東京モーターショー2019目前、発売できたら勢力図が変わっていたかもしれないコンセプトカーを振り返る!

もしあのコンセプトカー達が世に出ていたら・・・

間もなく開幕する第46回東京モーターショー。出展社数の減少などネガティブな話題もないわけではないが、やはり未来のコンセプトカーなどが一堂に会す2年に1度の大イベントということで、心待ちにしている人も少なくないハズ。

しかしコンセプトカーと一口に言っても、発売目前まで来ているものもあれば、完全なハリボテでどう見ても夢物語のようなモデルまでさまざま。そんな過去に登場したコンセプトカーの中から、個人的に発売されていたらいろいろ変わっていたかも……と思わせてくれたモデルをピックアップしたい。

トヨタ S-FR

東京モーターショー2015で発表された、トヨタの小型FRスポーツのS-FR
東京モーターショー2015で発表された、トヨタの小型FRスポーツのS-FR
東京モーターショー2015で発表された、トヨタの小型FRスポーツのS-FR

2015年の東京モーターショーで発表された、トヨタの小型FRスポーツのS-FR。5ナンバーサイズのボディにエンジンをフロンドミッドシップに搭載し後輪を駆動。ルーフ部分はグラストップとなっており、現代版ヨタハチとも評された。

翌2016年の東京オートサロンではS-FRのレーシングコンセプトも発表され、市販化に期待が集まったが、その後の情報はパッタリ途絶えてしまった。2017年に発売されたゲーム「グランツーリスモSPORT」には同車が収録され、1.5リッターで135PS/15.3kgf・mの車両重量1050kgというスペックとなっていたが、真相は未だに闇の中である。

日産 IDx

東京モーターショー2013で出展されたIDx Freeflow(アイディーエックスフリーフロー)
東京モーターショー2013で出展されたIDx NISMO(アイディーエックス ニスモ)

2013年の東京モーターショー、日産ブースの目玉となったのが、シンプルでカジュアルなライフスタイルに焦点を置いた「IDx フリーフロー」と、それとは対照的な、ドライビングシミュレーターから飛び出してきたような、スポーティモデルの可能性を示した「IDx ニスモ」の2台だった。

特にニスモは往年の510ブルーバード時代のBREカラーを彷彿とさせるカラーリングが施され、その後のデトロイトショーでは当時の日産のファミリーフェイスに近づけるという、コンセプトカーとしては異例のマイナーチェンジまで行っていた。しかしこちらもモーターショー後の情報はなく、日産のスポーツカーは未だに10年選手のフェアレディZとGT-Rという惨状だ。

スズキ LC

東京モーターショー2005で出展されたスズキ LC
東京モーターショー2005で出展されたスズキ LC

軽自動車はガマンして乗るものではなく、パーソナルな空間を楽しむものという時代になりつつある現代だからこそ登場してもらいたいと思えるのが2005年の東京モーターショーに登場したスズキ・LCだ。360ccエンジンを搭載していた頃のフロンテの型式であるLCを冠したこのコンセプトカーは、軽自動車枠よりも小さいボディに2名分のシートを備えたまさにシティコミューター。

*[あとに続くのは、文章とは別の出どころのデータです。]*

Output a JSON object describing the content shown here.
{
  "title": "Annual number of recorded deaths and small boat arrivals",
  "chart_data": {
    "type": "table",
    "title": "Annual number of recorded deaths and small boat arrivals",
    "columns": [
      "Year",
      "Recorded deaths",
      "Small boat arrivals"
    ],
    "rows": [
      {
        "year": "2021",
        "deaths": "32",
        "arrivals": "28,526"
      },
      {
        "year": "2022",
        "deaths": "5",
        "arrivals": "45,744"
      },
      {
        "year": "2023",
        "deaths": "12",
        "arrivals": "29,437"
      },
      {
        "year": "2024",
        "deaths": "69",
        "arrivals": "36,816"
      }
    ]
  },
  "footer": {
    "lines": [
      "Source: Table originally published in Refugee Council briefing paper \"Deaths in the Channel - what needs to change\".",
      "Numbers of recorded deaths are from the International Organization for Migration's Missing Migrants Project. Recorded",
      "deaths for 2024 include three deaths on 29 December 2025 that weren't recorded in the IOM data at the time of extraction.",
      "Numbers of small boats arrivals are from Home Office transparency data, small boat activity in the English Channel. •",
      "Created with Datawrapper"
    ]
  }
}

エクステリアは2代目フロンテのデザインを踏襲した愛嬌のあるクラシカルなもので、もしかしたら同年に販売を終了したツインの後継車種となっていたモデルかもしれない。なお、エンジンはリアではなくフロントに搭載され、リアのエアダクトのような部分は給油口と言われていた。

ダイハツ マッドマスターC

東京モーターショー2007で出展されたダイハツ マッドマスターC
東京モーターショー2007で出展されたダイハツ マッドマスターC

基本的には働くクルマでありながら、アクティブなユーザーにも愛用されている軽バン。最近では「アゲ系」と称してリフトアップし、走破性を高めるカスタムも人気となっているが、2007年の東京モーターショーにはそんなコンセプトのモデルが登場していた。それがダイハツのマッドマスターCである。

サイズは全幅こそ軽自動車枠を超える1600mmとなっていたが、搭載エンジンは660ccの3気筒エンジンが想定されており、本格的なオフロード走行も可能とするハブリダクション式4輪駆動を採用しているとアナウンスされていた。現在販売中のハイゼットバンは2004年に登場したものがベースとなっているが、新型ハイゼットがこれだったら欲しい、という人も多いのではないだろうか。

これ以外にも多くの魅力的なコンセプトカーが、登場しながら表舞台に現れることなく消えていった。とはいえ、そんなコンセプトカーが登場したときのワクワク感は計り知れないものがあったのもまた事実。最近は環境や自動運転に関連したコンセプトカーが多くなってきているが、市販する、しないは置いておいて、純粋に心がときめくようなコンセプトカーが登場することを期待したいところだ。